I still owe her a couple thousand dollars from a loan a couple of years ago. I have been making monthly payments to her, but I could see her trying to take me to court for the whole thing immediately if I completely ghost her and give her a restraining order.
 
I still owe her a couple thousand dollars from a loan a couple of years ago. I have been making monthly payments to her, but I could see her trying to take me to court for the whole thing immediately if I completely ghost her and give her a restraining order.
Sad, but it's good you're aware of the possibilities. What legally counts is that you can vouch for each and every payment made, and on time.
 
I still owe her a couple thousand dollars from a loan a couple of years ago. I have been making monthly payments to her, but I could see her trying to take me to court for the whole thing immediately if I completely ghost her and give her a restraining order.
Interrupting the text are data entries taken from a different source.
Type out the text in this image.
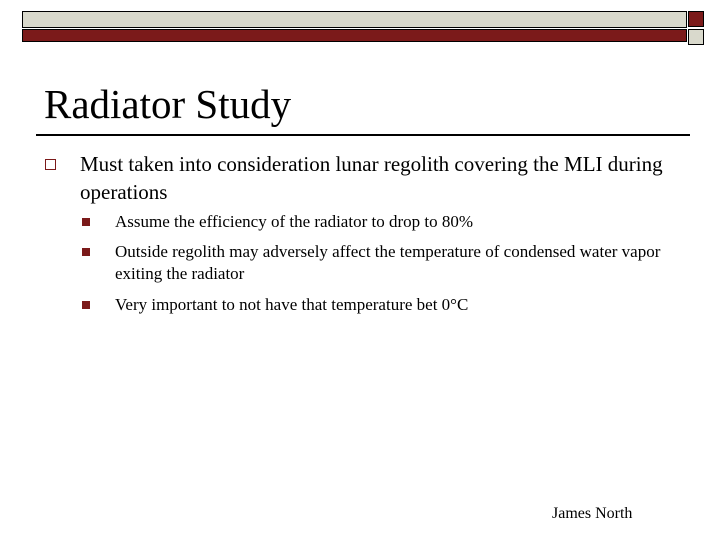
Radiator Study
Must taken into consideration lunar regolith covering the MLI during operations
Assume the efficiency of the radiator to drop to 80%
Outside regolith may adversely affect the temperature of condensed water vapor exiting the radiator
Very important to not have that temperature bet 0°C
James North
Maybe you can settle. But yeah, that's terrible.
 
My job isn’t paying me enough. Maybe I should start my own personal narcotics smuggling empire. It worked well for Tony Montana, right?
 
My job isn’t paying me enough. Maybe I should start my own personal narcotics smuggling empire. It worked well for Tony Montana, right?
Ok how about making videos for social media for extra income? there are people with autiusm making a live on social media. Just make sure to stay on budget. You can do it bro we believe in you.